Trying so hard to finish up my Cannonball this year, so I’m hitting up my backlog of unreviewed books for the year. I read some (actually, SO MANY) great books that I just never got around to reviewing, and while perusing the list, I figured you can never go wrong with a little Harry Dresden/James Marsters action. What follows is not really a review…its seems to be more like my random thoughts about these two books, as it has been a while since I listened and my brain has trouble telling these books apart.
First up: Proven Guilty.
There’s no love lost between Harry Dresden, the only wizard in the Chicago phone book, and the White Council of Wizards, who find him brash and undisciplined. But war with the vampires has thinned their ranks, so the Council has drafted Harry as a Warden and assigned him to look into rumors of black magic in the Windy City.

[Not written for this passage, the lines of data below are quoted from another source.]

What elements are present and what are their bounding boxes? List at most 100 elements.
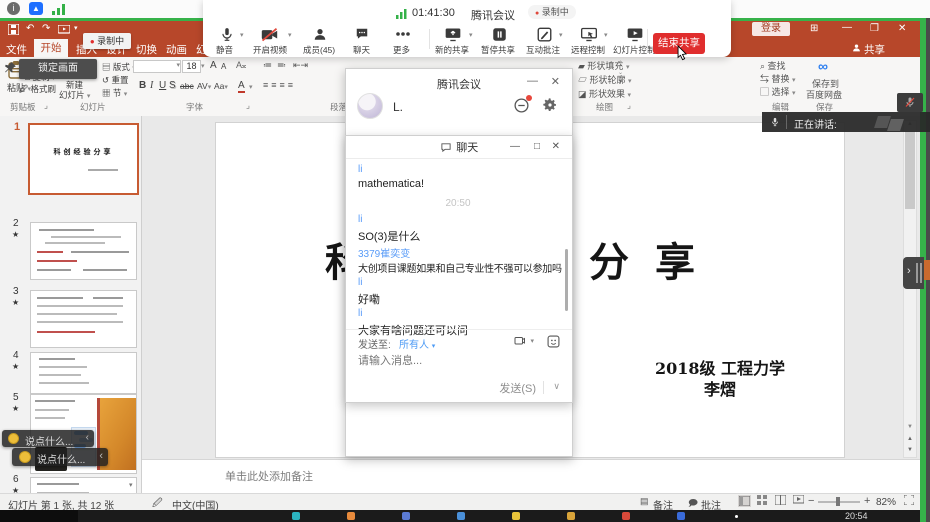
taskbar-app-icon[interactable]: [677, 512, 685, 520]
start-video-button[interactable]: 开启视频: [253, 44, 287, 56]
underline-button[interactable]: U: [159, 80, 166, 91]
next-slide-button[interactable]: ▼: [907, 447, 913, 453]
chat-header[interactable]: 聊天 — □ ✕: [346, 136, 572, 159]
italic-button[interactable]: I: [150, 80, 153, 91]
zoom-slider-thumb[interactable]: [836, 497, 840, 506]
pause-share-button[interactable]: 暂停共享: [481, 44, 515, 56]
tab-file[interactable]: 文件: [6, 42, 27, 57]
slide-control-button[interactable]: 幻灯片控制: [613, 44, 656, 56]
send-to-select[interactable]: 所有人 ▾: [399, 336, 435, 351]
scrollbar-thumb[interactable]: [905, 131, 915, 209]
drawing-dialog-launcher[interactable]: ⌟: [627, 100, 631, 111]
remote-control-icon[interactable]: [581, 27, 597, 42]
annotate-caret-icon[interactable]: ▾: [559, 31, 563, 39]
clear-format-button[interactable]: A𝄪: [236, 60, 246, 71]
toolbar-chat-icon[interactable]: [355, 27, 369, 41]
notes-placeholder[interactable]: 单击此处添加备注: [225, 468, 313, 484]
members-button[interactable]: 成员(45): [303, 44, 335, 56]
shape-outline-button[interactable]: ▱ 形状轮廓 ▾: [578, 73, 632, 86]
taskbar-app-icon[interactable]: [347, 512, 355, 520]
slide-thumbnail-1[interactable]: 科创经验分享: [28, 123, 139, 195]
user-avatar[interactable]: [357, 93, 383, 119]
tab-animations[interactable]: 动画: [166, 42, 187, 57]
collapsed-window-notch[interactable]: [924, 260, 930, 280]
font-color-button[interactable]: A: [238, 80, 245, 93]
clipboard-dialog-launcher[interactable]: ⌟: [44, 100, 48, 111]
shape-fill-button[interactable]: ▰ 形状填充 ▾: [578, 59, 629, 72]
login-button[interactable]: 登录: [752, 22, 790, 36]
grow-font-button[interactable]: A: [210, 60, 217, 71]
screenshot-caret-icon[interactable]: ▾: [530, 337, 534, 345]
align-buttons[interactable]: ≡≡≡≡: [263, 80, 296, 90]
view-normal-button[interactable]: [738, 495, 751, 507]
camera-icon[interactable]: [261, 28, 278, 42]
bold-button[interactable]: B: [139, 80, 146, 91]
shrink-font-button[interactable]: A: [221, 62, 226, 71]
numbering-button[interactable]: ≕: [277, 60, 286, 71]
section-button[interactable]: ▦ 节 ▾: [102, 87, 127, 99]
remote-caret-icon[interactable]: ▾: [604, 31, 608, 39]
format-painter-button[interactable]: 🖉 格式刷: [19, 83, 56, 98]
baidu-save-button-line2[interactable]: 百度网盘: [806, 88, 842, 101]
new-share-button[interactable]: 新的共享: [435, 44, 469, 56]
new-share-icon[interactable]: [445, 27, 461, 42]
replace-button[interactable]: ⇆ 替换 ▾: [760, 72, 796, 85]
font-size-caret-icon[interactable]: ▾: [201, 62, 205, 70]
tab-home[interactable]: 开始: [34, 39, 68, 57]
tab-transitions[interactable]: 切换: [136, 42, 157, 57]
mute-button[interactable]: 静音: [216, 44, 233, 56]
annotate-button[interactable]: 互动批注: [526, 44, 560, 56]
new-share-caret-icon[interactable]: ▾: [469, 31, 473, 39]
share-button[interactable]: 共享: [864, 42, 885, 57]
font-color-caret-icon[interactable]: ▾: [249, 83, 253, 91]
drag-handle-icon[interactable]: [916, 263, 918, 283]
status-zoom-level[interactable]: 82%: [876, 497, 896, 508]
slide-control-icon[interactable]: [627, 27, 643, 42]
taskbar-app-icon[interactable]: [457, 512, 465, 520]
emoji-face-icon2[interactable]: [19, 451, 31, 463]
restore-icon[interactable]: ❐: [870, 23, 879, 34]
side-panel-toggle[interactable]: ›: [903, 257, 924, 289]
send-caret-icon[interactable]: ∨: [553, 381, 560, 392]
pause-share-icon[interactable]: [492, 27, 507, 42]
char-spacing-button[interactable]: AV▾: [197, 81, 211, 91]
close-icon[interactable]: ✕: [898, 23, 906, 34]
font-name-box[interactable]: ▾: [133, 60, 181, 73]
zoom-out-button[interactable]: −: [808, 495, 814, 507]
mute-caret-icon[interactable]: ▾: [240, 31, 244, 39]
new-slide-button-line2[interactable]: 幻灯片 ▾: [59, 89, 90, 101]
remote-control-button[interactable]: 远程控制: [571, 44, 605, 56]
chat-maximize-icon[interactable]: □: [534, 136, 540, 158]
taskbar-app-icon[interactable]: [512, 512, 520, 520]
chat-bubble-icon[interactable]: [513, 97, 530, 114]
view-sorter-button[interactable]: [757, 495, 768, 505]
zoom-in-button[interactable]: +: [864, 495, 870, 507]
danmaku-bar2[interactable]: 说点什么... ‹: [12, 448, 108, 466]
members-icon[interactable]: [313, 27, 327, 42]
undo-icon[interactable]: ↶: [26, 23, 34, 34]
taskbar-app-icon[interactable]: [402, 512, 410, 520]
font-dialog-launcher[interactable]: ⌟: [246, 100, 250, 111]
emoji-icon[interactable]: [547, 335, 560, 348]
indent-buttons[interactable]: ⇤⇥: [293, 60, 308, 71]
find-button[interactable]: ⌕ 查找: [760, 59, 786, 72]
slide-thumbnail-3[interactable]: [30, 290, 137, 348]
danmaku-bar[interactable]: 说点什么... ‹: [2, 430, 94, 447]
screenshot-icon[interactable]: [513, 335, 526, 347]
slide-thumbnail-2[interactable]: [30, 222, 137, 280]
collapse-left-icon2[interactable]: ‹: [99, 450, 103, 462]
qat-caret-icon[interactable]: ▾: [74, 24, 78, 32]
taskbar-clock[interactable]: 20:54: [845, 511, 868, 521]
emoji-face-icon[interactable]: [8, 433, 19, 444]
meeting-close-icon[interactable]: ✕: [551, 75, 560, 88]
more-icon[interactable]: [396, 31, 410, 37]
more-button[interactable]: 更多: [393, 44, 410, 56]
bullets-button[interactable]: ≔: [263, 60, 272, 71]
taskbar-app-icon[interactable]: [292, 512, 300, 520]
recording-badge[interactable]: ● 录制中: [528, 5, 576, 19]
taskbar-app-icon[interactable]: [622, 512, 630, 520]
ribbon-options-icon[interactable]: ⊞: [810, 23, 818, 34]
danmaku-input[interactable]: 说点什么...: [25, 433, 73, 448]
danmaku-input2[interactable]: 说点什么...: [37, 451, 85, 466]
video-caret-icon[interactable]: ▾: [288, 31, 292, 39]
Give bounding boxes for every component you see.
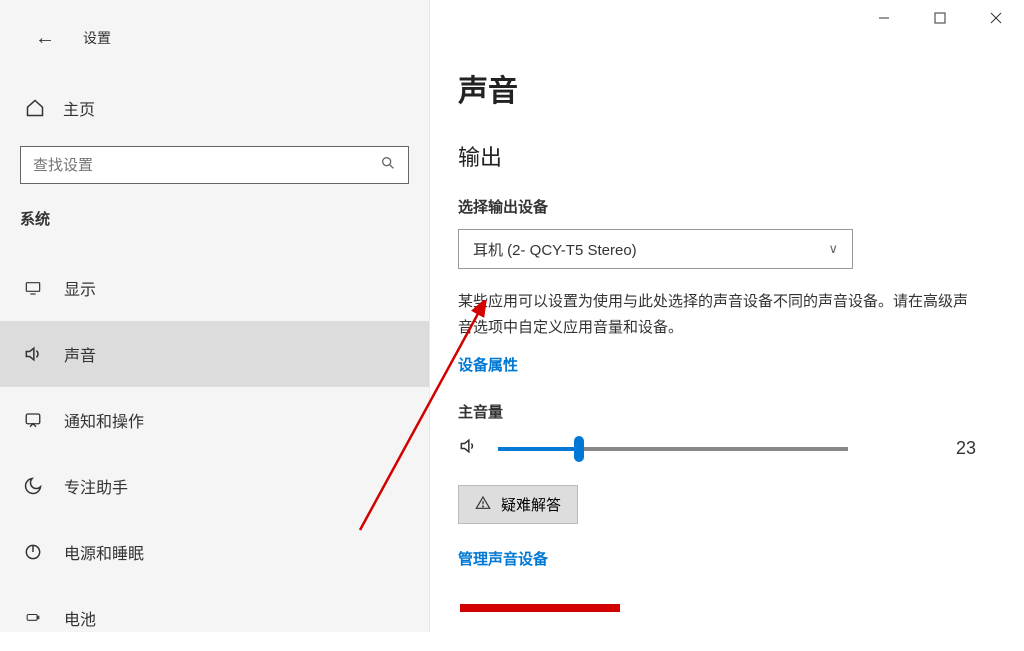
category-label: 系统 bbox=[0, 184, 429, 241]
nav-label: 声音 bbox=[64, 342, 96, 366]
sidebar-item-sound[interactable]: 声音 bbox=[0, 321, 429, 387]
search-field[interactable] bbox=[33, 157, 380, 174]
warning-icon bbox=[475, 495, 491, 515]
volume-value: 23 bbox=[956, 438, 976, 459]
troubleshoot-button[interactable]: 疑难解答 bbox=[458, 485, 578, 524]
search-icon bbox=[380, 155, 396, 176]
dropdown-value: 耳机 (2- QCY-T5 Stereo) bbox=[473, 239, 828, 260]
sidebar-item-focus[interactable]: 专注助手 bbox=[0, 453, 429, 519]
minimize-button[interactable] bbox=[856, 0, 912, 36]
battery-icon bbox=[22, 607, 44, 629]
page-title: 声音 bbox=[458, 66, 996, 110]
power-icon bbox=[22, 541, 44, 563]
home-icon bbox=[25, 98, 45, 118]
nav-list: 显示 声音 通知和操作 专注助手 电源和睡眠 电池 bbox=[0, 255, 429, 651]
sidebar-item-power[interactable]: 电源和睡眠 bbox=[0, 519, 429, 585]
volume-control: 23 bbox=[458, 436, 996, 461]
output-device-label: 选择输出设备 bbox=[458, 196, 996, 217]
window-controls bbox=[856, 0, 1024, 36]
home-label: 主页 bbox=[63, 96, 95, 120]
back-button[interactable]: ← bbox=[35, 27, 55, 50]
nav-label: 电源和睡眠 bbox=[64, 540, 144, 564]
focus-icon bbox=[22, 475, 44, 497]
volume-label: 主音量 bbox=[458, 401, 996, 422]
slider-fill bbox=[498, 447, 579, 451]
sidebar: ← 设置 主页 系统 显示 声音 bbox=[0, 0, 430, 632]
output-description: 某些应用可以设置为使用与此处选择的声音设备不同的声音设备。请在高级声音选项中自定… bbox=[458, 289, 968, 340]
speaker-icon[interactable] bbox=[458, 436, 478, 461]
nav-label: 通知和操作 bbox=[64, 408, 144, 432]
sound-icon bbox=[22, 343, 44, 365]
close-button[interactable] bbox=[968, 0, 1024, 36]
maximize-button[interactable] bbox=[912, 0, 968, 36]
output-section-title: 输出 bbox=[458, 140, 996, 172]
annotation-underline bbox=[460, 604, 620, 612]
sidebar-item-display[interactable]: 显示 bbox=[0, 255, 429, 321]
sidebar-item-notifications[interactable]: 通知和操作 bbox=[0, 387, 429, 453]
volume-slider[interactable] bbox=[498, 447, 848, 451]
nav-label: 电池 bbox=[64, 606, 96, 630]
notify-icon bbox=[22, 409, 44, 431]
sidebar-item-battery[interactable]: 电池 bbox=[0, 585, 429, 651]
troubleshoot-label: 疑难解答 bbox=[501, 494, 561, 515]
device-properties-link[interactable]: 设备属性 bbox=[458, 354, 518, 375]
nav-label: 专注助手 bbox=[64, 474, 128, 498]
main-content: 声音 输出 选择输出设备 耳机 (2- QCY-T5 Stereo) ∨ 某些应… bbox=[430, 0, 1024, 632]
window-title: 设置 bbox=[83, 28, 111, 48]
output-device-dropdown[interactable]: 耳机 (2- QCY-T5 Stereo) ∨ bbox=[458, 229, 853, 269]
manage-devices-link[interactable]: 管理声音设备 bbox=[458, 548, 548, 569]
home-nav[interactable]: 主页 bbox=[0, 88, 429, 128]
search-input[interactable] bbox=[20, 146, 409, 184]
slider-thumb[interactable] bbox=[574, 436, 584, 462]
display-icon bbox=[22, 277, 44, 299]
nav-label: 显示 bbox=[64, 276, 96, 300]
chevron-down-icon: ∨ bbox=[828, 241, 838, 257]
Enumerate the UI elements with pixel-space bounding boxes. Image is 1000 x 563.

As Harry adjusts to his new role, another problem arrives in the form of the tattooed and pierced daughter of an old friend—all grown up and already in trouble. Her boyfriend is the only suspect in what looks like a supernatural assault straight out of a horror film. Malevolent entities that feed on fear are loose in Chicago, but it’s all in a day’s work for a wizard, his faithful dog, and a talking skull named Bob…
Wow, that quote isn’t really helping me to remember much, other than that this is the book that brings young Molly Carpenter into the fold as a major character.
A series of creepy murders — based upon scenes from horror movies — take place at a horror movie convention, SPLATTERCON!!!. Michael and Charity’s oldest daughter Molly — no longer a cute little girl, but now a pierced and tattooed teen with crazy hair — brings the case to Harry, because she and her boyfriend and other friends have been working at the convention and are scared.
Molly is kidnapped by the creatures causing the mayhem, and brought to the Never Never, where she is rescued by Murphy, Harry, and Charity.
Of course, there’s more to the story than that. Molly has been learning to use magic, hoping to be able to save her boyfriend and best friend from their vices. Turns out that in the magic world, this is a big no-no, and is punishable by death. As a warden of the council, Harry stands by her at trial and it is decided that he will be her sponsor and help her to learn magic responsibly.
Meanwhile, of course there’s some nonsense with vampires, Harry’s relationship with Karin Murphy, his brother Thomas, and Bob. Can’t get enough of Bob.
Proven Guilty flows right into White Night.
Meet Harry Dresden, Chicago’s first (and only) Wizard P.I. Turns out the ‘everyday’ world is full of strange and magical things – and most of them don’t play well with humans. That’s where Harry comes in. A series of apparent suicides rings alarm bells with the police, and Harry is hired. At the first crime scene he hits pay dirt, discovering an unmistakable magical taint. There’s also a message especially for him, and it ain’t pretty. The ‘killings’ will continue if Harry can’t halt his tormentor, but the evidence implicates his half-brother, which just doesn’t add up. Unfortunately Harry’s digging around attracts some powerful vampires with a stake in the result. Soon, whichever way he turns, Harry will find himself outnumbered, outclassed and dangerously susceptible to temptation. And if he screws up, his friends will die. Magic – it can get a guy killed.
Another crappy blurb. Not helping me remember much at all!
What I do remember is that this one has Elaine, Gentleman John Marcone, a group of women dying under mysterious circumstances, and a HUGE vampire battle underneath Thomas’ family estate, and flashbacks to a horrible warden incident in the desert.
I’m always wary of the stories that include Elaine. I know that these are all fictional characters, BUT I DON’T TRUST HER. #TEAMMURPHY
The battle scene was long but pretty exciting. Of course Murphy kicked ass, and it was interesting to see how Marcone joined the fight in exchange for power in the Never Never (I think?). I mostly worried about Ramirez, who I loved as a foil to Harry, and Mouse, because he’s a good boy.
As always, James Marsters did an excellent job narrating these stories. I don’t know if I would ever have read these books without him, to be honest. He truly brings Harry to life. He makes me laugh, and he even made me cry in White Night, telling the story of Helen Beckkitt’s daughter.
I’ve already started listening to Small Favor. These audiobooks are like comfort food for my ears. Thank you to all of the Cannonballers before me who made sure to mention these books over and over — I never would have known about them otherwise.